27 July 2012

in the kitchen

Gardening continues to inspire and stretch my cooking. Well, at least I'm trying lots of new recipes. Over the past few weeks I've continued to search for a dish that we like made of Turnips, but it just doesn't seem to be happening. I've learned that there are two keys to cooking turnips: peeling them well and using bacon. Every turnip recipe I find uses bacon.

So we've tried turnips pan-roasted with brussel sprouts, turnip greens cooked w/bacon and onions, a turnip souffle which failed (I didn't cook the turnips in water long enough- one of the first steps- so they weren't tender enough and remained a bit bitter)
and my favorite, a dish of turnips and peas. I actually liked this last one but my family didn't so I'm still trying to find new recipes!
I've also been finding lots of uses for Tomatoes, now that they're ripening faster than we can eat them. We have the usual caprese salad, and thick slices on sandwiches and burgers. The other day I made a pizza from scratch and discovered at last minute I had no pasta sauce in the cupboard. I didn't even look at a recipe but just ran some fresh Tomatoes through the food processor with a bit of garlic and tons of oregano, plus some thyme and parsley, simmered it on the stove. It made a very tasty pizza sauce! Not as thick as I'd like, but I did it so quick.
My daughter made this little pizza for herself, with different ingredients on each quarter. We also put the first diced green bell pepper out of the garden on the pizza.
This week I also ran out of sugar for a few days, and surprisingly it wasn't much of an issue. We substituted dried, powdered (in the coffee grinder) Stevia from the garden for sugar: a pinch or two in the pancake batter and homemade pizza dough, a pinch in my coffee.

Also been trying a few new things with Swiss Chard. The frittata has worn off its novelty and nobody seems thrilled about it anymore. I put some on a pizza in lieu of spinach and that was okay, but not great. I made a chard quiche which I liked a lot, but no one else really did. Then tonight I made a chard lasagna, from scratch (well, put together from scratch. The recipe has you make the pasta yourself and the tomato-basil sauce yourself, but I bought those). And it was scrumptious! Everyone liked it. The best chard dish so far.
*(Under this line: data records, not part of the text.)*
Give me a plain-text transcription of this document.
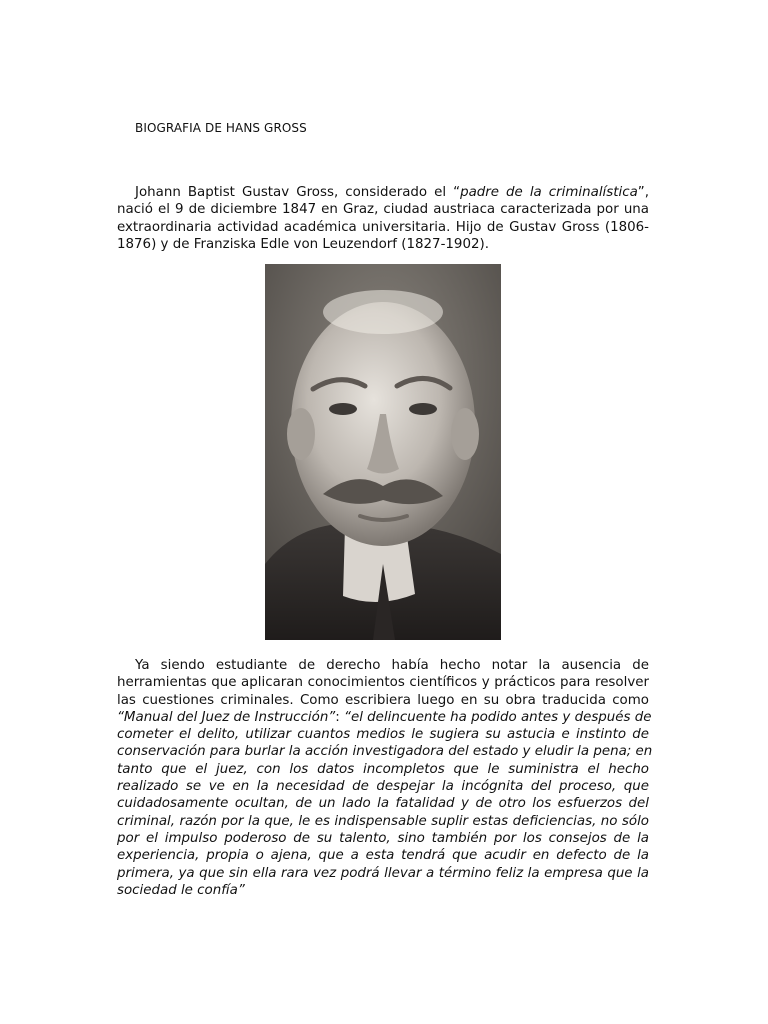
BIOGRAFIA DE HANS GROSS
Johann Baptist Gustav Gross, considerado el “padre de la criminalística”,
nació el 9 de diciembre 1847 en Graz, ciudad austriaca caracterizada por una
extraordinaria actividad académica universitaria. Hijo de Gustav Gross (1806-
1876) y de Franziska Edle von Leuzendorf (1827-1902).
Ya siendo estudiante de derecho había hecho notar la ausencia de
herramientas que aplicaran conocimientos científicos y prácticos para resolver
las cuestiones criminales. Como escribiera luego en su obra traducida como
“Manual del Juez de Instrucción”: “el delincuente ha podido antes y después de
cometer el delito, utilizar cuantos medios le sugiera su astucia e instinto de
conservación para burlar la acción investigadora del estado y eludir la pena; en
tanto que el juez, con los datos incompletos que le suministra el hecho
realizado se ve en la necesidad de despejar la incógnita del proceso, que
cuidadosamente ocultan, de un lado la fatalidad y de otro los esfuerzos del
criminal, razón por la que, le es indispensable suplir estas deficiencias, no sólo
por el impulso poderoso de su talento, sino también por los consejos de la
experiencia, propia o ajena, que a esta tendrá que acudir en defecto de la
primera, ya que sin ella rara vez podrá llevar a término feliz la empresa que la
sociedad le confía”
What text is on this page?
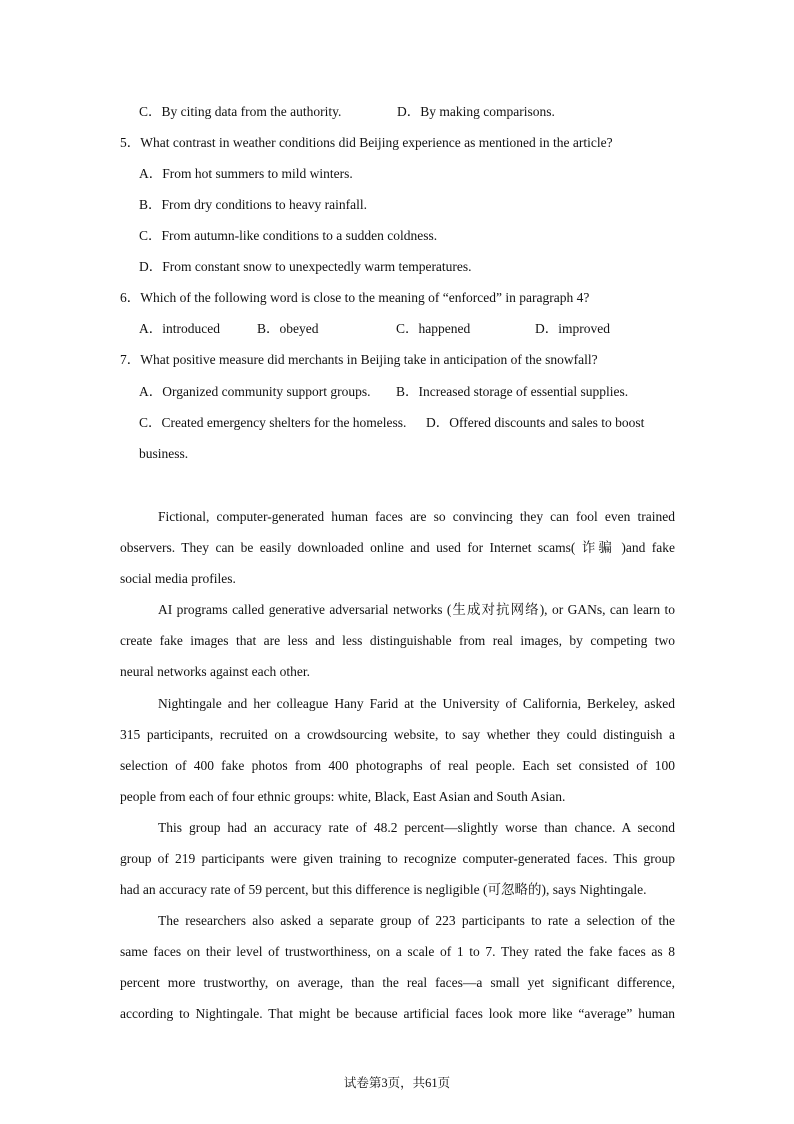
C．By citing data from the authority.	D．By making comparisons.
5．What contrast in weather conditions did Beijing experience as mentioned in the article?
A．From hot summers to mild winters.
B．From dry conditions to heavy rainfall.
C．From autumn-like conditions to a sudden coldness.
D．From constant snow to unexpectedly warm temperatures.
6．Which of the following word is close to the meaning of “enforced” in paragraph 4?
A．introduced	B．obeyed	C．happened	D．improved
7．What positive measure did merchants in Beijing take in anticipation of the snowfall?
A．Organized community support groups. B．Increased storage of essential supplies.
C．Created emergency shelters for the homeless. D．Offered discounts and sales to boost
business.
Fictional, computer-generated human faces are so convincing they can fool even trained
observers. They can be easily downloaded online and used for Internet scams( 诈骗 )and fake
social media profiles.
AI programs called generative adversarial networks (生成对抗网络), or GANs, can learn to
create fake images that are less and less distinguishable from real images, by competing two
neural networks against each other.
Nightingale and her colleague Hany Farid at the University of California, Berkeley, asked
315 participants, recruited on a crowdsourcing website, to say whether they could distinguish a
selection of 400 fake photos from 400 photographs of real people. Each set consisted of 100
people from each of four ethnic groups: white, Black, East Asian and South Asian.
This group had an accuracy rate of 48.2 percent—slightly worse than chance. A second
group of 219 participants were given training to recognize computer-generated faces. This group
had an accuracy rate of 59 percent, but this difference is negligible (可忽略的), says Nightingale.
The researchers also asked a separate group of 223 participants to rate a selection of the
same faces on their level of trustworthiness, on a scale of 1 to 7. They rated the fake faces as 8
percent more trustworthy, on average, than the real faces—a small yet significant difference,
according to Nightingale. That might be because artificial faces look more like “average” human
试卷第3页，共61页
(I added a ground beef layer to the recipe because my husb hates dishes without meat)


patsy said...

It is believed in my family that trunips are for the older people.younger people will eat them raw but find any other way not likeable. I have known people to fry turnips like fried potatoes but i don't care for them that way. I just boil them and season with bacon fat. eat with corn bread. HMMM of course I am 74 years old and classed as a old person.
in the ozarks during the depression my grandparent raised turnips for feeding the milk cow in the winter. the reason turnips are considered a hard time crop, you sew a large patch of them around august 1 here and they will make because we usually get fall rains in the ozarks. I will sew turnips and mustard seeds in my garden patch august 1 and feast on turnip and mustard greens then have turnips to cook and give to anyone who wants them this November.

Jeane said...

They certainly seem to be an acquired taste! I liked them best in the peas dish I made, where they were fried, so maybe I'll find other ways to cook them that way. They are one of the easiest crops in my garden, little trouble and grow so well.

Dalio said...

I've never been much of a fan of carrots or turnips, but smashed together with a bit of butter makes a delightful side to just about any dinner. The sweetness of the carrots tempers the bitterness of the turnips.
ps. love your blog!

Jeane said...

I like carrots, much more so than turnips. The turnips & carrots w/butter does sound good- thanks for the idea!